Yesterday, was one of those days when the rivals up close to Tiger might have wondered what all the fuss was all about. The putter was not firing and although the rest of his game was fairly sharp, the resulting 68 was ominous only its proximity to the top of the leaderboard. Woods came off shaking his head, vowing to "get in some work on these fantastic greens" and glad to leave Fisher to the spotlight. His former ball-collector did not disappoint.
"I was on £5 an hour working on that range," Fisher remembered. "I was 17, was an amateur off about plus one and would work from 5.30 in the morning until 6.30 at night. It wasn't a bad pay packet, as it happened."
In golf, everything is relative and in those days Tiger, five years Fisher's senior, was on roughly £15m a year (say, £1,700 an hour).
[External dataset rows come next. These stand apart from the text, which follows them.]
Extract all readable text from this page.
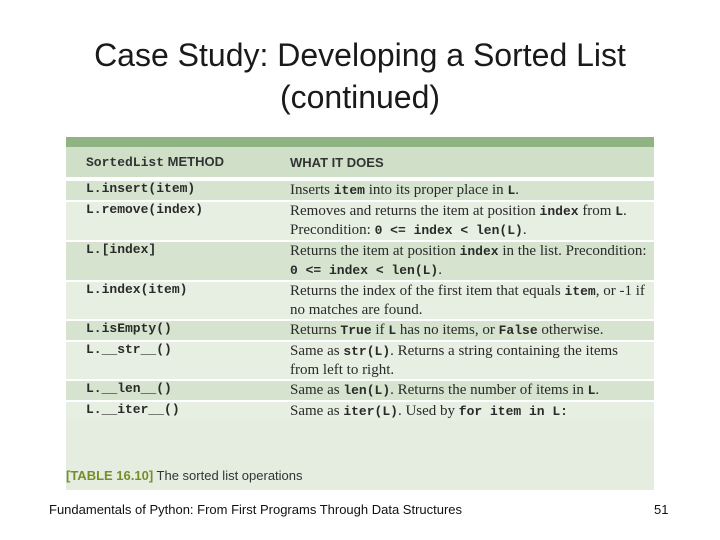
Case Study: Developing a Sorted List
(continued)
SortedList METHOD	WHAT IT DOES
L.insert(item)	Inserts item into its proper place in L.
L.remove(index)	Removes and returns the item at position index from L. Precondition: 0 <= index < len(L).
L.[index]	Returns the item at position index in the list. Precondition: 0 <= index < len(L).
L.index(item)	Returns the index of the first item that equals item, or -1 if no matches are found.
L.isEmpty()	Returns True if L has no items, or False otherwise.
L.__str__()	Same as str(L). Returns a string containing the items from left to right.
L.__len__()	Same as len(L). Returns the number of items in L.
L.__iter__()	Same as iter(L). Used by for item in L:
[TABLE 16.10] The sorted list operations
Fundamentals of Python: From First Programs Through Data Structures	51
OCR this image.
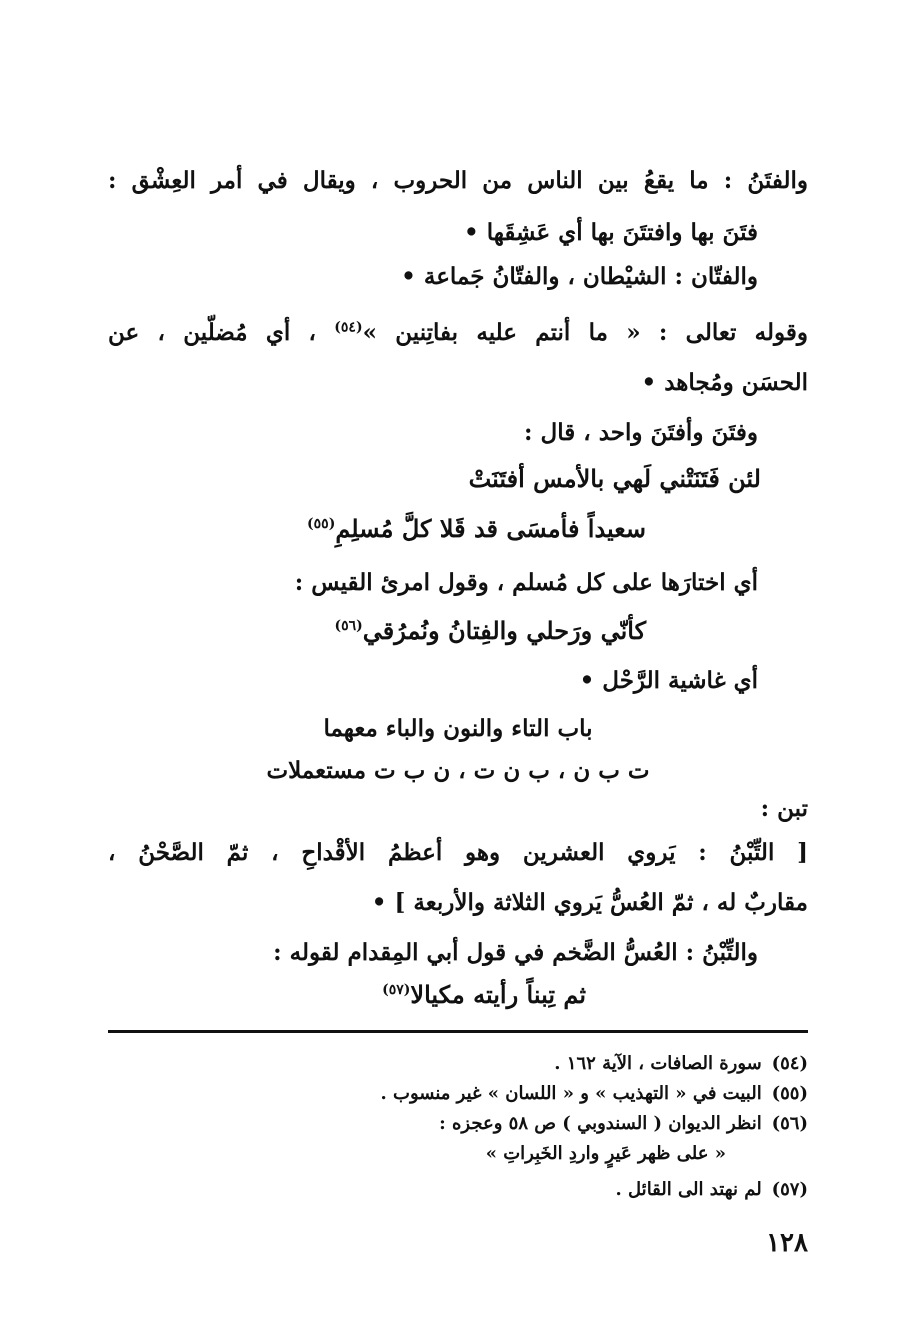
والفتَنُ : ما يقعُ بين الناس من الحروب ، ويقال في أمر العِشْق :
فتَنَ بها وافتتَنَ بها أي عَشِقَها •
والفتّان : الشيْطان ، والفتّانُ جَماعة •
وقوله تعالى : « ما أنتم عليه بفاتِنين »$^{(٥٤)}$ ، أي مُضلّين ، عن
الحسَن ومُجاهد •
وفتَنَ وأفتَنَ واحد ، قال :
لئن فَتَنَتْني لَهي بالأمس أفتَنَتْ
سعيداً فأمسَى قد قَلا كلَّ مُسلِمِ$^{(٥٥)}$
أي اختارَها على كل مُسلم ، وقول امرئ القيس :
كأنّي ورَحلي والفِتانُ ونُمرُقي$^{(٥٦)}$
أي غاشية الرَّحْل •
باب التاء والنون والباء معهما
ت ب ن ، ب ن ت ، ن ب ت مستعملات
تبن :
[ التِّبْنُ : يَروي العشرين وهو أعظمُ الأقْداحِ ، ثمّ الصَّحْنُ ،
مقاربٌ له ، ثمّ العُسُّ يَروي الثلاثة والأربعة ] •
والتِّبْنُ : العُسُّ الضَّخم في قول أبي المِقدام لقوله :
ثم تِبناً رأيته مكيالا$^{(٥٧)}$
(٥٤) سورة الصافات ، الآية ١٦٢ .
(٥٥) البيت في « التهذيب » و « اللسان » غير منسوب .
(٥٦) انظر الديوان ( السندوبي ) ص ٥٨ وعجزه :
« على ظهر عَيرٍ واردِ الخَبِراتِ »
(٥٧) لم نهتد الى القائل .
١٢٨
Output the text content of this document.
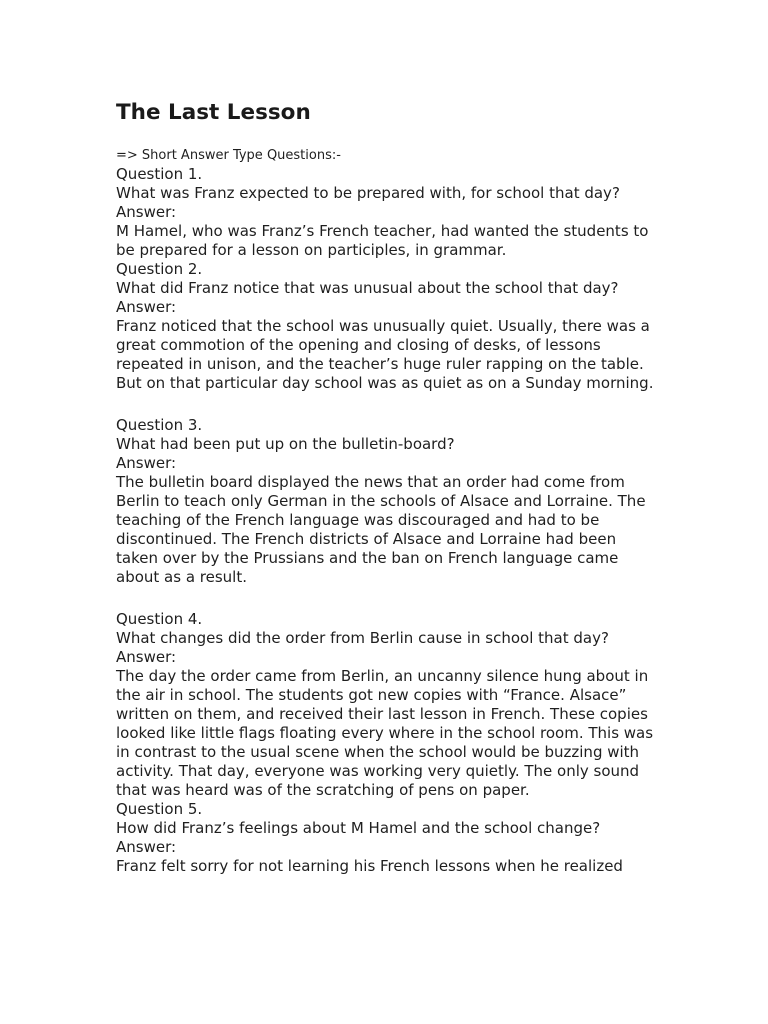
The Last Lesson

=> Short Answer Type Questions:-

Question 1.

What was Franz expected to be prepared with, for school that day?

Answer:

M Hamel, who was Franz’s French teacher, had wanted the students to be prepared for a lesson on participles, in grammar.

Question 2.

What did Franz notice that was unusual about the school that day?

Answer:

Franz noticed that the school was unusually quiet. Usually, there was a great commotion of the opening and closing of desks, of lessons repeated in unison, and the teacher’s huge ruler rapping on the table. But on that particular day school was as quiet as on a Sunday morning.

Question 3.

What had been put up on the bulletin-board?

Answer:

The bulletin board displayed the news that an order had come from Berlin to teach only German in the schools of Alsace and Lorraine. The teaching of the French language was discouraged and had to be discontinued. The French districts of Alsace and Lorraine had been taken over by the Prussians and the ban on French language came about as a result.

Question 4.

What changes did the order from Berlin cause in school that day?

Answer:

The day the order came from Berlin, an uncanny silence hung about in the air in school. The students got new copies with “France. Alsace” written on them, and received their last lesson in French. These copies looked like little flags floating every where in the school room. This was in contrast to the usual scene when the school would be buzzing with activity. That day, everyone was working very quietly. The only sound that was heard was of the scratching of pens on paper.

Question 5.

How did Franz’s feelings about M Hamel and the school change?

Answer:

Franz felt sorry for not learning his French lessons when he realized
Almost a decade later, the gap is still as vast, although the only thing Fisher is collecting now is plaudits.
His story is one of the more heartwarming on the privileged fairways having come through a scholarship programme at Wentworth. A notable but hardly exceptional amateur, he stunned all, including himself, on his first season of the European Tour last year by winning more than £250,000 and comfortably keeping his card. This latest exhibition of flush striking provided evidence of the how and why. Eight birdies, one bogey; he was burning up the desert, despite his preparation having been hardly hot-weather training.
"I hadn't played too well in Abu Dhabi a fortnight ago, but went to see my coach at Wentworth last week and played four times with my friends," he said. "It was awful, bitter conditions - yeah, nothing whatsoever like here - but I got loads of things done and had really good vibes coming into this week."
McDowell's route to the top slot was somewhat more conventional, coming on the back of a top-five finish in last week's Qatar Masters. Saying that, he did credit that improved showing with behaviour highly unusual to an Irishman - giving up the drink. That was just one part of McDowell "wiping the slate clean" in the new year. This includes moving back to his hometown of Portrush as well as rededicating himself to the European Tour after what, in hindsight, was a foolhardy attempt to play all over the world and "do too much to early". The initial signs are positive.
So, too, for Ernie Els whose recently-announced three-year plan to overhaul Woods at the top of the world ranking has been so well-publicised and yes, pilloried. The South African has done the impossible before and yesterday he did remind of the old Ernie again; smoothly going through the gears to post a 66. A seven-iron he holed from 167 yards for an eagle on the 12th made up for two three-putts. Easy, really.